Aside from a handful of depositions, prosecutors and defense attorneys are ready for a Dec. 5 trial in Hamilton County Criminal Court that deals with the Grape Street Crips and Gangster Disciples, Executive Assistant District Attorney General Lance Pope said.
Prosecutors targeted 31 alleged members of both street gangs last fall, arguing that law enforcement could curb violent crime in a 2-mile swath of East Lake Courts if they had more legal power to stop routine troublemakers. Defense attorneys countered such a court order would lead to more illegal police searches, minority profiling and violations of the First Amendment right to freedom of association, and they have called for more education and state aid as opposed to prosecution.
The "gang injunction," as it's called in other cities, says each man can be fined $50 and spend up to 30 days in jail for violating a number of listed activities, including owning graffiti equipment, drinking alcohol, possessing guns or drugs, signaling the arrival of police, or hanging out with other men accused of being gang members.
Though prosecutors secured a temporary version of the order last December, authorites haven't been enforcing it: All 31 men haven't been served with official notice of the "gang injunction," as required before police officers can legally enforce it. What's left is a trial to determine whether both gangs are enough of a public nuisance to merit a permanent version of the order.
To that effect, defense attorneys have been asking prosecutors to show evidence that specific arrests are linked to gang activity.
"[The state] asserts that certain convictions 'can be considered gang offenses according to Tennessee Law,'" defense attorney Zak Newman, who is representing Ronnie Dobbins Jr., one of the accused men, wrote in a motion earlier this month. "Dobbins has requested for [prosecutors] to identify how each of the listed conviction and pending charges are a criminal gang offense."
They've been asking for this information using written questions, known as interrogatories, and through depositions, in which attorneys can question a witness under oath before trial, typically without a judge present.
The defense is scheduled to question Curtis Penney, a Chattanooga detective who specializes in gang intelligence, early next month. Specifically, defense attorneys want to better understand how officers used a points system to validate each man, the majority young and black, as a gang member.
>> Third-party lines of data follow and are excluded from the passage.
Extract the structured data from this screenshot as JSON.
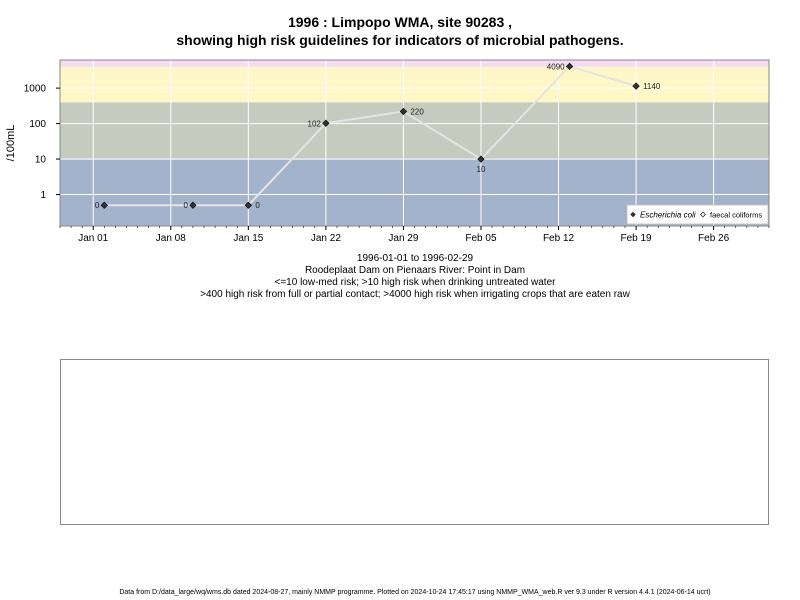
{
  "title": {
    "line1": "1996 : Limpopo WMA, site 90283 ,",
    "line2": "showing high risk guidelines for indicators of microbial pathogens."
  },
  "subtitle": {
    "date_range": "1996-01-01 to 1996-02-29",
    "site": "Roodeplaat Dam on Pienaars River: Point in Dam",
    "guideline1": "<=10 low-med risk; >10 high risk when drinking untreated water",
    "guideline2": ">400 high risk from full or partial contact; >4000 high risk when irrigating crops that are eaten raw"
  },
  "footer": "Data from D:/data_large/wq/wms.db dated 2024-08-27, mainly NMMP programme. Plotted on 2024-10-24 17:45:17 using NMMP_WMA_web.R ver 9.3 under R version 4.4.1 (2024-06-14 ucrt)",
  "chart_data": {
    "type": "line",
    "title": "1996 : Limpopo WMA, site 90283 , showing high risk guidelines for indicators of microbial pathogens.",
    "ylabel": "/100mL",
    "xlabel": "",
    "y_scale": "log10",
    "ylim": [
      0.13,
      6200
    ],
    "xlim": [
      "1995-12-29",
      "1996-03-02"
    ],
    "x_ticks": [
      {
        "date": "1996-01-01",
        "label": "Jan 01"
      },
      {
        "date": "1996-01-08",
        "label": "Jan 08"
      },
      {
        "date": "1996-01-15",
        "label": "Jan 15"
      },
      {
        "date": "1996-01-22",
        "label": "Jan 22"
      },
      {
        "date": "1996-01-29",
        "label": "Jan 29"
      },
      {
        "date": "1996-02-05",
        "label": "Feb 05"
      },
      {
        "date": "1996-02-12",
        "label": "Feb 12"
      },
      {
        "date": "1996-02-19",
        "label": "Feb 19"
      },
      {
        "date": "1996-02-26",
        "label": "Feb 26"
      }
    ],
    "y_ticks": [
      {
        "value": 1,
        "label": "1"
      },
      {
        "value": 10,
        "label": "10"
      },
      {
        "value": 100,
        "label": "100"
      },
      {
        "value": 1000,
        "label": "1000"
      }
    ],
    "bands": [
      {
        "from": 0.13,
        "to": 10,
        "color": "#a3b3cc"
      },
      {
        "from": 10,
        "to": 400,
        "color": "#c5ccbf"
      },
      {
        "from": 400,
        "to": 4000,
        "color": "#fff7c8"
      },
      {
        "from": 4000,
        "to": 6200,
        "color": "#f6dcf2"
      }
    ],
    "grid": true,
    "legend_position": "bottom-right",
    "legend": [
      {
        "name": "Escherichia coli",
        "marker": "filled-diamond",
        "italic": true
      },
      {
        "name": "faecal coliforms",
        "marker": "open-diamond",
        "italic": false
      }
    ],
    "series": [
      {
        "name": "Escherichia coli",
        "line_color": "#e4e4e4",
        "marker_color": "#333333",
        "points": [
          {
            "x": "1996-01-02",
            "y": 0.5,
            "label": "0",
            "label_side": "left"
          },
          {
            "x": "1996-01-10",
            "y": 0.5,
            "label": "0",
            "label_side": "left"
          },
          {
            "x": "1996-01-15",
            "y": 0.5,
            "label": "0",
            "label_side": "right"
          },
          {
            "x": "1996-01-22",
            "y": 102,
            "label": "102",
            "label_side": "left"
          },
          {
            "x": "1996-01-29",
            "y": 220,
            "label": "220",
            "label_side": "right"
          },
          {
            "x": "1996-02-05",
            "y": 10,
            "label": "10",
            "label_side": "below"
          },
          {
            "x": "1996-02-13",
            "y": 4090,
            "label": "4090",
            "label_side": "left"
          },
          {
            "x": "1996-02-19",
            "y": 1140,
            "label": "1140",
            "label_side": "right"
          }
        ]
      }
    ]
  }
}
Hand signs, tattoos and self admission each carry different values, and a person only needs 10 points to be validated. Anything less means you're an associate, and defense attorneys say the process is subjective and based on hearsay.
Chattanooga prosecutors have never claimed a permanent order will end gang violence.
"A gang injunction is not seen as a cure-all to end gang violence," Hamilton County District Attorney General Neal Pinkston wrote in a recent court document. "A gang injunction will assist officers in curbing gang activity before it escalates into criminal activity."